Chapter One

Elle

Some eyes are unmistakable. Not because they're a unique color or shape, but because of the way they look into you, as if cutting straight through your soul. They haunt you like lingering images you can’t wash from your mind, and not in a good way.

I was only a teenager when I first saw the pair of eyes that would taunt and torment me for years.

Even now, at twenty-six, I can still see them—striking, pale ice-gray eyes that look so emotionless and cold it’s hard to believe they belonged to a person.

They more resembled something otherworldly. A ghost.

And ever since I saw those eyes staring back at me all those years ago, I’ve been driven—haunted—by the need to find the man they belong to.

Sometimes it doesn’t feel like a little over a decade has passed since I watched my mother being gunned down in a back alley of Las Vegas.

Other times, it feels like centuries have gone by, leaving me detached from the trauma I experienced — or at least attempting to be.

But those eyes have never felt far away.

They’ve lingered as if they’re still watching me.

Or maybe it’s because my mind committed them to memory the way a predator memorizes the scent of its prey.

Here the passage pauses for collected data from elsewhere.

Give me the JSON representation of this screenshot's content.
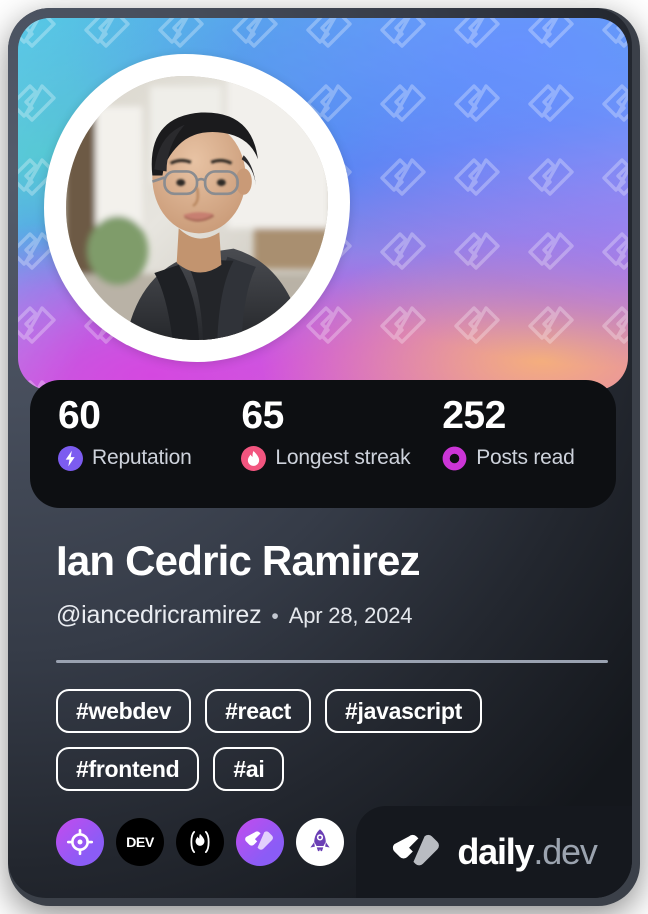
{
  "card": {
    "type": "devcard",
    "theme_colors": {
      "card_bg_light": "#545c6b",
      "card_bg_dark": "#14171c",
      "stats_bg": "#0d0f12",
      "brand_plate_bg": "#15181e",
      "accent_purple": "#8b5cf6",
      "accent_pink": "#f2557f",
      "accent_magenta": "#cb35d6",
      "divider": "#9aa2b1",
      "text_primary": "#ffffff",
      "text_secondary": "#cdd2db"
    }
  },
  "cover": {
    "watermark_icon": "daily-dev-chevron-pattern",
    "gradient": [
      "#3fa9d4",
      "#4f86ef",
      "#8f86e6",
      "#c468dd",
      "#f7b278"
    ]
  },
  "avatar": {
    "alt": "profile-photo",
    "frame_color": "#ffffff"
  },
  "stats": [
    {
      "value": "60",
      "label": "Reputation",
      "icon": "bolt-icon",
      "icon_color": "#7c5cf0"
    },
    {
      "value": "65",
      "label": "Longest streak",
      "icon": "flame-icon",
      "icon_color": "#f2557f"
    },
    {
      "value": "252",
      "label": "Posts read",
      "icon": "ring-icon",
      "icon_color": "#cb35d6"
    }
  ],
  "profile": {
    "name": "Ian Cedric Ramirez",
    "handle": "@iancedricramirez",
    "separator": "•",
    "joined_date": "Apr 28, 2024"
  },
  "tags": [
    {
      "label": "#webdev"
    },
    {
      "label": "#react"
    },
    {
      "label": "#javascript"
    },
    {
      "label": "#frontend"
    },
    {
      "label": "#ai"
    }
  ],
  "badges": [
    {
      "name": "crosshair-target-badge",
      "style": "badge-purple"
    },
    {
      "name": "dev-to-badge",
      "style": "badge-black"
    },
    {
      "name": "flame-parens-badge",
      "style": "badge-black"
    },
    {
      "name": "daily-dev-badge",
      "style": "badge-purple"
    },
    {
      "name": "rocket-badge",
      "style": "badge-white"
    }
  ],
  "brand": {
    "logo_icon": "daily-dev-logo",
    "name": "daily",
    "suffix": ".dev"
  }
}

On the night that my mother was shot, she and I had been walking back from the theatre after having just seen a fantastic show.

I can still remember how excited I was talking about the performance while my mother was eagerly listening and smiling along.

Then, without warning, a man appeared at the end of the dark alley before us.

In hindsight, we shouldn’t have been walking in that alley alone.

We should have taken a cab or waited for my dad to get off shift at the police station to give us a ride home.

But we were still high from the show, blind to how dark and foreboding the streets were.

We were just looking forward to getting home, making popcorn, and maybe reenacting the best moments.

We never got to do that, because my mother never made it home alive.

Parts of that night are still a blur, likely because of the trauma I endured.

The therapist I saw for a while said that it’s a common thing for your brain to remember only parts of a traumatic experience and to block out others.

I stopped seeing that therapist after a few months because it wasn’t helping.

I know what I needed, and still need, to move past my trauma and heal, and it isn’t therapy sessions billed at two hundred and fifty dollars an hour.

What I need is to find my mother’s killer.

The gunshot is burned into my memory. One second, my mom was smiling. Next, her shirt bloomed red, and she collapsed. The man who shot her turned the gun on me next. I remember the barrel, and the terror locking my body in place. And then—another gunshot.

I flinched, expecting to feel pain, to see blood. But I wasn't the one who was shot. The gunman dropped to the concrete, his weapon clattering beside him.

Behind him stood another figure. His gun lowered. His eyes—stone cold—locked on me for one second before he turned and disappeared into the shadows.

Even though it was years ago, the memory is fresh like it happened yesterday.

I remember chasing him, feet pounding, rage and shock propelling me forward.

But when I reached the end of the alley, there was nothing.

No exit. No man. Just emptiness. As if he’d evaporated into the air itself. Just like a Ghost.

My therapist said it was my imagination. That I created an “antihero” to cope. That I needed to believe someone saved me. But the memories are too vivid. Too sharp.

And now, years later, whispers swirl about an assassin the underworld calls the Ghost. A shadow who kills in silence. A name spoken in hushed voices.

I can’t ignore that.

And if I’m right… then finding him might be the only way I’ll ever uncover the truth about my mother’s death.